On the right-wing end of the spectrum, the individual’s right to keep what he or she either earns through employment or builds through personal industrious efforts is unalienable: so is the right to share any of it strictly of their own volition for the benefit of others, as well as dealing with the consequences for one’s choices is the responsibility of each individual.

Voluntaryists believe that a society where its citizens are allowed to live within such constructs will steadily align itself toward prosperity and generosity – based on the principle that virtue can only exist when there is free choice.

What becomes of social norms?

Social norms stand a vastly better chance of lining-up with virtuousness under Voluntaryism and Anarcho-capitalism because they are approaches which center on respect for the individual and place emphasis on respect for property rights.

In the left-wing version of anarchism, the notion of social norms becomes much more fluid. This is due to the fact those who do enjoy the prerogative to influence and steer the sentiments of the majority will at some point play to the base desires of humans for the purpose of using such motivations as incentives for pursuing their agenda: as opposed to encouraging individuals to determine their own independent agendas and examining the potential effects on others – especially society at large.

The left-wing cycle of disregard for property rights can only lead from anarchy back to the Progressive ascent of the pot-stirring elite toward statist control of the masses.

In conclusion

Undoubtedly, the left-wing vision of anarchy is every bit the nightmare it is so often portrayed. When the denial of property rights collides with the individual’s unalienable right to defend their property, the resulting clash can only leave a bloody trail of carnage in its wake.

That is not to say there is a complete absence of genuinely well-meaning participants in that movement. Among the goals of these advocates is to create a society that operates while free of what they consider the burden of money. But, embracing this concept requires overlooking a vital truth that money is the medium by which people deal with one another on civilized terms.
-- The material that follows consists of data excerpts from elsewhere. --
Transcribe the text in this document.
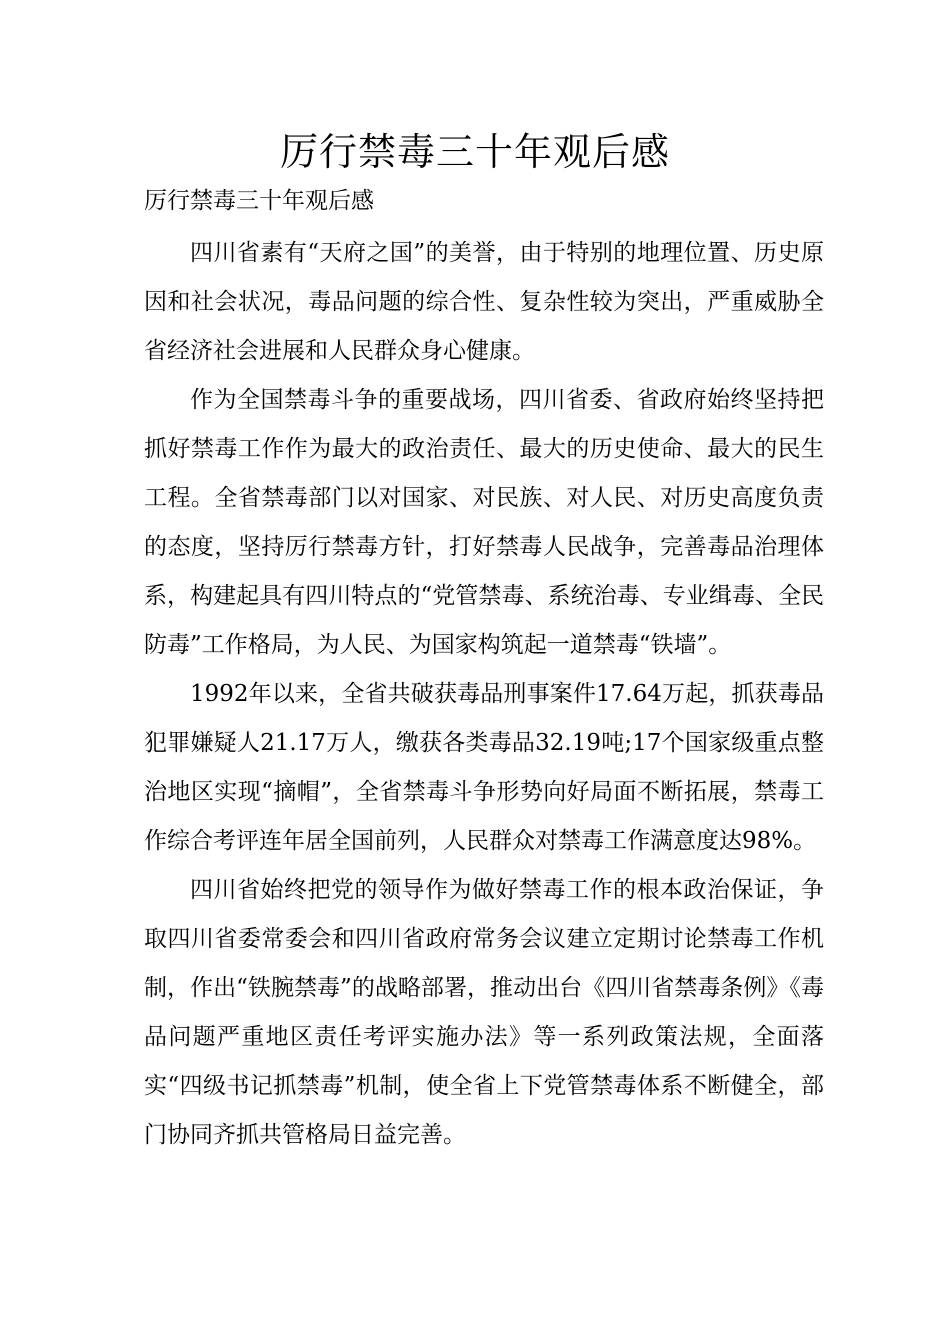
厉行禁毒三十年观后感

厉行禁毒三十年观后感

四川省素有“天府之国”的美誉，由于特别的地理位置、历史原因和社会状况，毒品问题的综合性、复杂性较为突出，严重威胁全省经济社会进展和人民群众身心健康。

作为全国禁毒斗争的重要战场，四川省委、省政府始终坚持把抓好禁毒工作作为最大的政治责任、最大的历史使命、最大的民生工程。全省禁毒部门以对国家、对民族、对人民、对历史高度负责的态度，坚持厉行禁毒方针，打好禁毒人民战争，完善毒品治理体系，构建起具有四川特点的“党管禁毒、系统治毒、专业缉毒、全民防毒”工作格局，为人民、为国家构筑起一道禁毒“铁墙”。

1992年以来，全省共破获毒品刑事案件17.64万起，抓获毒品犯罪嫌疑人21.17万人，缴获各类毒品32.19吨;17个国家级重点整治地区实现“摘帽”，全省禁毒斗争形势向好局面不断拓展，禁毒工作综合考评连年居全国前列，人民群众对禁毒工作满意度达98%。

四川省始终把党的领导作为做好禁毒工作的根本政治保证，争取四川省委常委会和四川省政府常务会议建立定期讨论禁毒工作机制，作出“铁腕禁毒”的战略部署，推动出台《四川省禁毒条例》《毒品问题严重地区责任考评实施办法》等一系列政策法规，全面落实“四级书记抓禁毒”机制，使全省上下党管禁毒体系不断健全，部门协同齐抓共管格局日益完善。
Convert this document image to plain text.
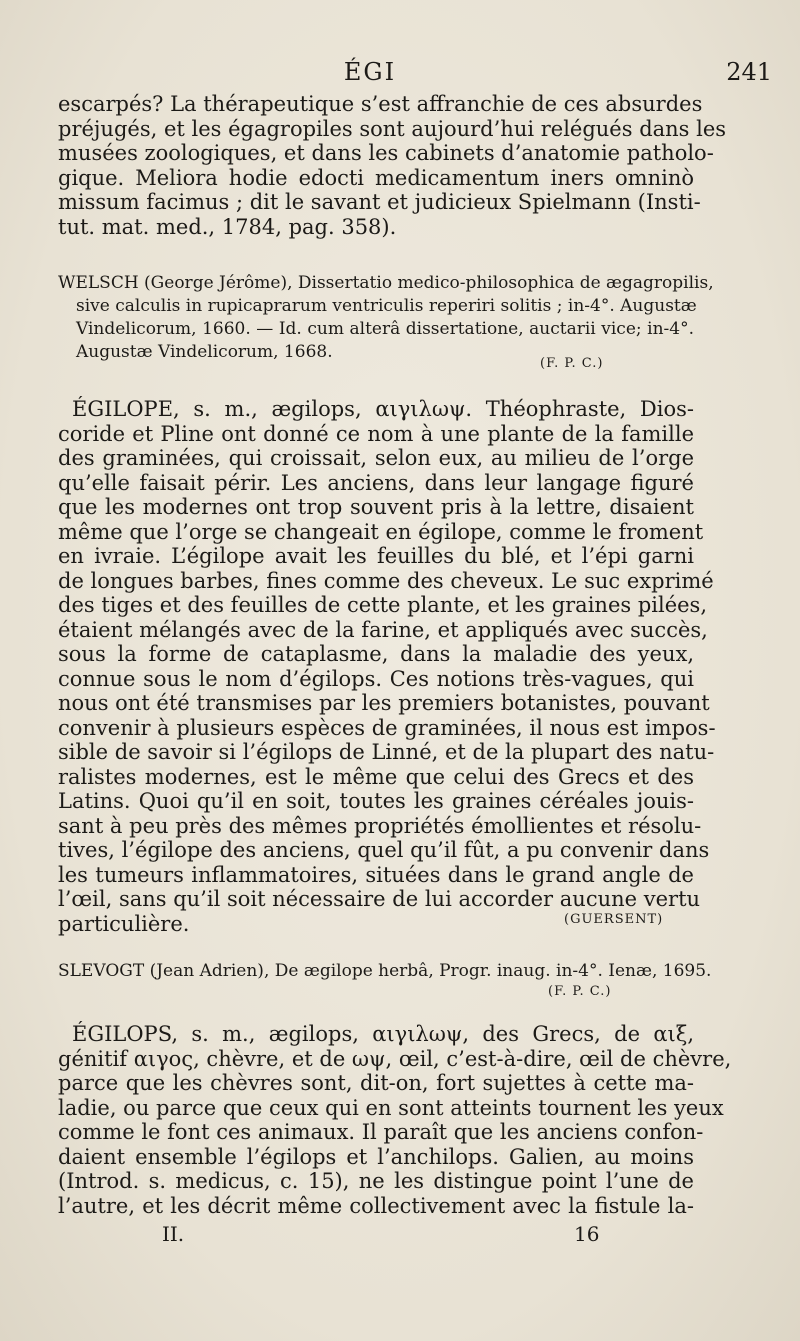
ÉGI	241
escarpés? La thérapeutique s’est affranchie de ces absurdes
préjugés, et les égagropiles sont aujourd’hui relégués dans les
musées zoologiques, et dans les cabinets d’anatomie patholo-
gique. Meliora hodie edocti medicamentum iners omninò
missum facimus ; dit le savant et judicieux Spielmann (Insti-
tut. mat. med., 1784, pag. 358).
WELSCH (George Jérôme), Dissertatio medico-philosophica de ægagropilis,
sive calculis in rupicaprarum ventriculis reperiri solitis ; in-4°. Augustæ
Vindelicorum, 1660. — Id. cum alterâ dissertatione, auctarii vice; in-4°.
Augustæ Vindelicorum, 1668.
(F. P. C.)
ÉGILOPE, s. m., ægilops, αιγιλωψ. Théophraste, Dios-
coride et Pline ont donné ce nom à une plante de la famille
des graminées, qui croissait, selon eux, au milieu de l’orge
qu’elle faisait périr. Les anciens, dans leur langage figuré
que les modernes ont trop souvent pris à la lettre, disaient
même que l’orge se changeait en égilope, comme le froment
en ivraie. L’égilope avait les feuilles du blé, et l’épi garni
de longues barbes, fines comme des cheveux. Le suc exprimé
des tiges et des feuilles de cette plante, et les graines pilées,
étaient mélangés avec de la farine, et appliqués avec succès,
sous la forme de cataplasme, dans la maladie des yeux,
connue sous le nom d’égilops. Ces notions très-vagues, qui
nous ont été transmises par les premiers botanistes, pouvant
convenir à plusieurs espèces de graminées, il nous est impos-
sible de savoir si l’égilops de Linné, et de la plupart des natu-
ralistes modernes, est le même que celui des Grecs et des
Latins. Quoi qu’il en soit, toutes les graines céréales jouis-
sant à peu près des mêmes propriétés émollientes et résolu-
tives, l’égilope des anciens, quel qu’il fût, a pu convenir dans
les tumeurs inflammatoires, situées dans le grand angle de
l’œil, sans qu’il soit nécessaire de lui accorder aucune vertu
particulière.	(GUERSENT)
SLEVOGT (Jean Adrien), De ægilope herbâ, Progr. inaug. in-4°. Ienæ, 1695.
(F. P. C.)
ÉGILOPS, s. m., ægilops, αιγιλωψ, des Grecs, de αιξ,
génitif αιγος, chèvre, et de ωψ, œil, c’est-à-dire, œil de chèvre,
parce que les chèvres sont, dit-on, fort sujettes à cette ma-
ladie, ou parce que ceux qui en sont atteints tournent les yeux
comme le font ces animaux. Il paraît que les anciens confon-
daient ensemble l’égilops et l’anchilops. Galien, au moins
(Introd. s. medicus, c. 15), ne les distingue point l’une de
l’autre, et les décrit même collectivement avec la fistule la-
II.	16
Without that medium – which represents the value of the product of labor and resources – we will be left with a society where individuals would eventually need to deal with one another via the barrel of a gun. (See pp. 380-385, “Atlas Shrugged” by Ayn Rand)

At the same time, honesty in assessing Voluntaryism is a must. Make no mistake: it is a genuinely noble ideal that is worth pursuing. However, the likelihood of it being realized in my lifetime or that of anyone who reads this is nil.

Much of that is due to the fact it will take generations for the necessary education of the masses regarding the simple principles of self-reliance and individual responsibility. In the interim, a dramatic society-wide change in perception of government’s role in our lives must sweep over the American population while dismantling takes effect of the various entitlements and unconstitutional safety nets.

In essence, we must grow into a society where dedication to self-governance prevails.

If it were as easy to do it as it is to express the notion, by now we would be nearly on the verge of achieving it. Reality does not smile upon the Voluntaryist idealist in today’s world.

That is not to say Voluntaryism’s full-time proponents should abandon their efforts. I stand side-by-side with anyone whose two-fold goal is to vastly reduce the size and scope of government while preserving the rights of the individual.

Some amount of government, though, is necessary: to provide for the defense of the country; to pursue justice once crimes have been committed; to settle disputes involving legally binding contracts; and to safeguard the rights of citizens in the event of their violation by any of the states.

My ultimate hope is that we can return to that system of governance through participation in the democratic process and the manner in which we do commerce: via the mechanism enjoyed by our forefathers in the United States – as opposed to the alternative.